Best German-Speaking Comics Artist – Birgit Weyhe
“The way Birgit Weyhe draws birds alone is an art in itself: some soar into the air as if they were the embodiment of freedom. Others cower on the ground as if they had not yet discovered their potential. And still others are so tattered and torn that it is clear: violence has been done to this being.
“Metaphors like these make Birgit Weyhe’s comics tremendously dense. And they are always human. Because Birgit Weyhe is interested in what drives people, how they became what they are – no matter what culture they come from, what color their skin is or how old they are. This is unique in the German comic landscape.”
You can check out Birgit Weyhe’s website here.

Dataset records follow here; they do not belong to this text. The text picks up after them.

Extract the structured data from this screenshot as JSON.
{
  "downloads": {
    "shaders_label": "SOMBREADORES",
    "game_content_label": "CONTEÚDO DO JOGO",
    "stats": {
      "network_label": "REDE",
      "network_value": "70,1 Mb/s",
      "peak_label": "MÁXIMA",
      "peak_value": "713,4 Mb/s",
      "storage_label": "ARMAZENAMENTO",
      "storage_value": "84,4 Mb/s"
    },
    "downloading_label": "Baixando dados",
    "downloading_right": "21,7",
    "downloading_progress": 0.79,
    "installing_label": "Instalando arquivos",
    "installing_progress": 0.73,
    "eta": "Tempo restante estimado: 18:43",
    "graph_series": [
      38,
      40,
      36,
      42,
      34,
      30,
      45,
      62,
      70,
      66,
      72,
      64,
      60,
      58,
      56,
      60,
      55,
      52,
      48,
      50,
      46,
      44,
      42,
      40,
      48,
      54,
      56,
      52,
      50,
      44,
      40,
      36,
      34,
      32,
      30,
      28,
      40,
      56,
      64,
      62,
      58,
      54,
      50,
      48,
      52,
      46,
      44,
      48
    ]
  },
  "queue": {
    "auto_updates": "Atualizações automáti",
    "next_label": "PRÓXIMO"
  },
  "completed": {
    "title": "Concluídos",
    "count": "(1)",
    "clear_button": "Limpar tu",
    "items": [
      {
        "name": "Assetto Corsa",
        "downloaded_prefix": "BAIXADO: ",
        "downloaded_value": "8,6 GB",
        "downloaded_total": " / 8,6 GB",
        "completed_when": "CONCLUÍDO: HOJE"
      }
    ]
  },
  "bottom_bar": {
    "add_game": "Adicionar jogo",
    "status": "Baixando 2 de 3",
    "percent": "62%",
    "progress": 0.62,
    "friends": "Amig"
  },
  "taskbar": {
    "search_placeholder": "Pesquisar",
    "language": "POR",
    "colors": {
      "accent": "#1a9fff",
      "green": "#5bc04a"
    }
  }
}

Special Jury Award – Alexander Braun
“…Alexander Braun does not legitimize comics by comparing them to the fine arts, but shows them as equals among the arts.
“…He is a visual artist, art historian, comics collector. And he is tremendously meticulous when it comes to exploring the history of comics in all its facets. In this way, he repeatedly produces standard works – and was the only German to win the prestigious Eisner Award for them twice.
“…Alexander Braun is a great analyst, who in his books and exhibitions repeatedly shows how life circumstances, personality and work are connected. In this way, he writes authoritative works of comic history and opens up new perspectives on cultural history that are relevant and perceived far beyond the comic scene.”
Lifetime Achievement Award – Naoki Urasawa
“Naoki Urasawa’s bibliography reads like a list of the best, most racy and successful manga epics of the last decades…
“…[A] gifted storyteller who likes to base his stories on relevant social, political and contemporary issues and always adds historical speculation and a fantastic, supernatural layer over the realistic foundation.
“…The pace of his stories is almost breathlessly fast, the dramaturgy compelling and dynamic, and the plots contain virtuosic and surprising breaks and twists. His stories are each several thousand pages long, combine entertainment and complexity, popularity and substance of the highest quality. Reading his epics is always a sly and thrilling pleasure.”